Nie brałem żadnych witaminek tak od 15 lat. Kiedyś gdy byłem młody i b.głupi zaliczyłem trzy cykloniki: jeden na mecie, jeden na tesce i jeden na omce i winie. Jako że hasło "odblokowanie" było pustym dźwiekiem, a dieta oznaczało nie jedzenie frytek w czasie treningu;) efekty były raczej ujemne. Tak 2 miechy po ostatnim byłem słabszy niż przed. Dałem sobie spokój na długie lata.
Teraz mam już diete(od wczoraj ale zawsze), obecnie redukuje się się na clenie(też od wczoraj). Planuje po 14 dniach clena wskoczyć na 4 tygodnie mety, potem kreatyna i znowu 14 dni clena.
Pytanie jest takie. Czy mogę bezpośrednio po clenie wejść na metkę, czy dać trochę odpocząć wątrobie i zrobić kolejne 14 dni offa? Czy lepiej brać 2x tabs 10mg, czy 2x po 2 tabsy 5mg na dobe?
Plan jest taki:
30 dni 20mg mety w towarzystwie 1 tabsa essentiala do każdej porcji mety.

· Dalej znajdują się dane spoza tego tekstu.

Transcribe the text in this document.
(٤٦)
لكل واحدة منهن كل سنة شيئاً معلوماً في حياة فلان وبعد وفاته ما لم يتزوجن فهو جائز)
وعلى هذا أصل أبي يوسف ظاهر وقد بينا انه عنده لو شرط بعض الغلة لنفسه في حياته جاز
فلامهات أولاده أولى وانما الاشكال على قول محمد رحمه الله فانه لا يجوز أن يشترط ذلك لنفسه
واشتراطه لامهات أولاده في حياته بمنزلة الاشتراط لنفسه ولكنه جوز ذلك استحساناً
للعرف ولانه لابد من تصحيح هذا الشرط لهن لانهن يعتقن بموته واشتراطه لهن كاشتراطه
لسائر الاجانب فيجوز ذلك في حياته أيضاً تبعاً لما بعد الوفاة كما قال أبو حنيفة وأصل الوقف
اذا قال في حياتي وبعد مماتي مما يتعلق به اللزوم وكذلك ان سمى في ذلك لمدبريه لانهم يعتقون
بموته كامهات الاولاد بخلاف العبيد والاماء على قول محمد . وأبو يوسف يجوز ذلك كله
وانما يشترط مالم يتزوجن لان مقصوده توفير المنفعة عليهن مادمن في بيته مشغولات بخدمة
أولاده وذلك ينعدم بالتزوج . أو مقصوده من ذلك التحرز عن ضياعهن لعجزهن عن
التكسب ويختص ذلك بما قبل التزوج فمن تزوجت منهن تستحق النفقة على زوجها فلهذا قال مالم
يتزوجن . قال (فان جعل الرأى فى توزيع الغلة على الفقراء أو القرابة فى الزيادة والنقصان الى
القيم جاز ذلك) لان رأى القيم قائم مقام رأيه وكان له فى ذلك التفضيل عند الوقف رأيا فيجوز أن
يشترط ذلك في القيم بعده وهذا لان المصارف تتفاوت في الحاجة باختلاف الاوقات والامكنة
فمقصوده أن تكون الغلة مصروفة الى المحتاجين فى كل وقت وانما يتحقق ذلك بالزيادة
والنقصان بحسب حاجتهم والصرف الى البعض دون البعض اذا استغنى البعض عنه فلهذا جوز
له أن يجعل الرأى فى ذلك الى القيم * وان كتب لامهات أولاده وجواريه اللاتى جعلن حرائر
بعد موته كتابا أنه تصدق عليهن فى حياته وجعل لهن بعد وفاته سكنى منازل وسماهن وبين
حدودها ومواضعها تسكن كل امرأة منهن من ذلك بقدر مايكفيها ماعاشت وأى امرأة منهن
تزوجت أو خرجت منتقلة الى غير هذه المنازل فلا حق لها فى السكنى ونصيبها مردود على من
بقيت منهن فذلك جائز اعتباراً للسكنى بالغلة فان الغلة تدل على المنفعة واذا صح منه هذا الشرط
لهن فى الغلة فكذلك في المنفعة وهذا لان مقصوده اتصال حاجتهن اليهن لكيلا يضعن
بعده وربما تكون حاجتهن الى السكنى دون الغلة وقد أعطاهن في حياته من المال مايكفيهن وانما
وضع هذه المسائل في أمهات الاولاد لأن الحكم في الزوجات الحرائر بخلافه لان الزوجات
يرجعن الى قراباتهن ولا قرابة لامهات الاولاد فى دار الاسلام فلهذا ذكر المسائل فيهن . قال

Potem w ciągu 12 godzin po ostatnim tabsie mety tydzień na nolvadexie.
W ostatnim tygodniu cyklu zgodnie z instrukcją obsługi mety z artykułu "* * * WSZYSTKO O METANABOLU * * * " kreatyna.
Brzmi to z głową? Oby to znowu nie zakończyło się jak moja poprzednia przygoda z koksem...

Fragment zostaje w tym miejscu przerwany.